As this predictable (and predicted) disaster unfolds, many are turning to the United Nations for help: Grand Ayatollah Ali al-Sistani called on the UN to support his demand for direct elections back in January. More recently, he has called on the UN to refuse to ratify the despised interim constitution, which most Iraqis see as a US attempt to continue to control Iraq's future long after the June 30 "handover" by, among other measures, giving sweeping veto powers to the Kurds--the only remaining US ally. Spanish Prime Minister José Luis Rodríguez Zapatero, before pulling out his troops, asked the UN to take over the mission from the United States. Even Muqtada al-Sadr, the "outlaw" Shiite cleric, is calling on the UN to prevent a bloodbath in Najaf. On April 18, Sadr's spokesman, Qais al-Khazaali, told Bulgarian television it is "in the interest of the whole world to send peacekeeping forces under the UN flag."

And what has been the UN's response? Worse than silence, it has sided with Washington on all of these critical questions, dashing hopes that it could provide a genuine alternative to the lawlessness and brutality of the US occupation. First it refused to back the call for direct elections, citing security concerns. In retrospect, supporting the call back then might have avoided much of the violence now engulfing the country. After all, the UN's response weakened the more moderate Sistani and strengthened Muqtada al-Sadr, whose supporters continued demanding direct elections and launched a vocal campaign against the US transition plan and the interim constitution. This is what prompted US chief envoy Paul Bremer to decide to take Sadr out, the provocation that sparked the Shiite uprising.

The UN has proved equally deaf to calls to replace the US military occupation with a peacekeeping operation. On the contrary, it has made it clear that it will only re-enter Iraq if it is the United States that guarantees the safety of its staff--seemingly oblivious to the fact that being surrounded by American bodyguards is the best way to make sure that the UN will be targeted. "We have an obligation since [the attack on UN headquarters] last summer to insist on clarity and on what is being asked of us," Edward Mortimer, a senior aide to Secretary General Kofi Annan, told the New York Times. "What are the risks? What kind of guarantees can you give us that we are not going to be blown up? And is the job important enough to justify the risk?"

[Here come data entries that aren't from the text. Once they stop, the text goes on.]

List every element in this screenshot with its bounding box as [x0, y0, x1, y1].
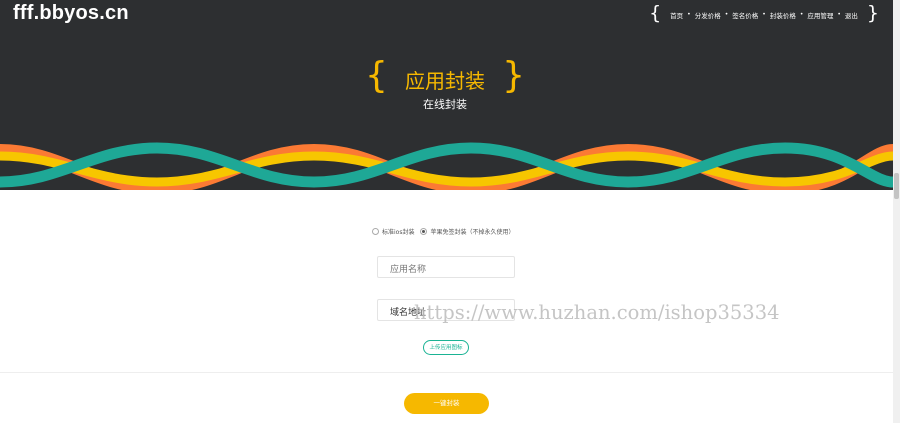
- radio-label-standard-ios[interactable]: 标准ios封装: [382, 227, 414, 236]
- nav-item-signing-price[interactable]: 签名价格: [732, 10, 758, 20]
- site-logo[interactable]: fff.bbyos.cn: [13, 2, 129, 25]
- nav-separator: •: [724, 11, 729, 18]
- page-subtitle: 在线封装: [423, 98, 467, 111]
- section-divider: [0, 372, 893, 373]
- nav-item-home[interactable]: 首页: [670, 10, 683, 20]
- nav-items: 首页 • 分发价格 • 签名价格 • 封装价格 • 应用管理 • 退出: [661, 10, 867, 20]
- app-name-field-wrapper: [377, 256, 515, 280]
- nav-item-app-management[interactable]: 应用管理: [807, 10, 833, 20]
- radio-standard-ios[interactable]: [372, 228, 379, 235]
- nav-item-distribution-price[interactable]: 分发价格: [695, 10, 721, 20]
- nav-item-logout[interactable]: 退出: [845, 10, 858, 20]
- nav-item-packaging-price[interactable]: 封装价格: [770, 10, 796, 20]
- page-scrollbar[interactable]: [893, 0, 900, 423]
- one-click-package-button[interactable]: 一键封装: [404, 393, 489, 414]
- decorative-wave: [0, 142, 893, 190]
- page-title: 应用封装: [405, 69, 485, 93]
- nav-separator: •: [687, 11, 691, 18]
- package-type-radio-group: 标准ios封装 苹果免签封装（不掉永久使用）: [372, 227, 520, 236]
- radio-free-signature[interactable]: [420, 228, 428, 235]
- wave-yellow-stripe: [0, 151, 893, 187]
- page-title-block: { 应用封装 在线封装 }: [365, 55, 525, 112]
- app-name-input[interactable]: [378, 260, 514, 280]
- nav-separator: •: [799, 11, 804, 18]
- upload-icon-button[interactable]: 上传应用图标: [423, 340, 469, 355]
- top-nav: { 首页 • 分发价格 • 签名价格 • 封装价格 • 应用管理 • 退出 }: [649, 4, 879, 23]
- nav-brace-close: }: [866, 2, 879, 24]
- domain-input[interactable]: [378, 301, 514, 322]
- nav-brace-open: {: [649, 2, 662, 24]
- domain-field-wrapper: [377, 299, 515, 322]
- title-brace-close: }: [502, 55, 525, 96]
- scrollbar-thumb[interactable]: [894, 173, 899, 199]
- nav-separator: •: [837, 11, 841, 18]
- radio-label-free-signature[interactable]: 苹果免签封装（不掉永久使用）: [430, 227, 514, 236]
- nav-separator: •: [762, 11, 766, 18]
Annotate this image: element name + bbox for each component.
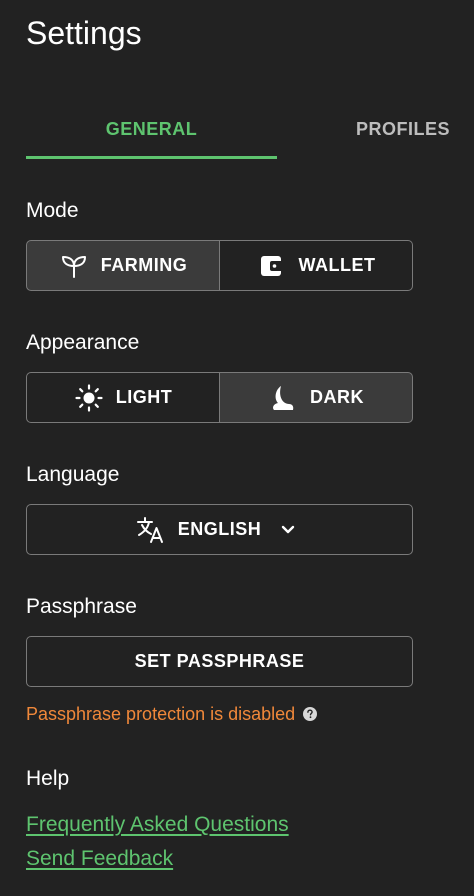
- dark-label: DARK: [310, 387, 364, 407]
- appearance-label: Appearance: [26, 331, 140, 354]
- passphrase-status: Passphrase protection is disabled: [26, 702, 318, 726]
- send-feedback-link[interactable]: Send Feedback: [26, 845, 173, 873]
- passphrase-status-text: Passphrase protection is disabled: [26, 704, 296, 724]
- active-tab-indicator: [26, 156, 277, 159]
- help-label: Help: [26, 767, 70, 790]
- help-circle-icon[interactable]: [303, 707, 318, 721]
- light-theme-button[interactable]: LIGHT: [26, 372, 220, 423]
- mode-toggle: FARMING WALLET: [26, 240, 413, 291]
- wallet-label: WALLET: [298, 255, 376, 275]
- translate-icon: [136, 515, 166, 545]
- language-value: ENGLISH: [177, 519, 262, 539]
- sprout-icon: [59, 251, 89, 281]
- farming-mode-button[interactable]: FARMING: [26, 240, 220, 291]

Even in light of that horrific bombing, this is a stunning series of questions coming from a UN official. Do Iraqis have guarantees that they won't be blown up when they go to the market in Sadr City, when their children get on the school bus in Basra, when they send their injured to a hospital in Falluja? Is there a more important job for the future of global security than peacemaking in Iraq?

The UN's greatest betrayal of all comes in the way it is re-entering Iraq: not as an independent broker but as a glorified US subcontractor, the political arm of the continued US occupation. The post-June 30 caretaker government being set up by UN envoy Lakhdar Brahimi will be subject to all the restraints on Iraqi sovereignty that sparked the current uprising in the first place. The United States will maintain full control over "security" in Iraq, including over Iraq's army. It will keep control over the reconstruction funds. And, worst of all, the caretaker government will be subject to the laws laid out in the interim constitution, including the clause that states that it must enforce the orders written by the US occupiers. The UN should be defending Iraq against this illegal attempt to undermine its independence. Instead it is disgracefully helping Washington to convince the world that a country under continued military occupation by a foreign power is actually sovereign.

Iraq badly needs the UN as a clear, independent voice in the region. The people are calling out for it, begging the international body to live up to its mandate as peacemaker and truth teller. And yet just when it is needed most, the UN is at its most compromised and cowardly.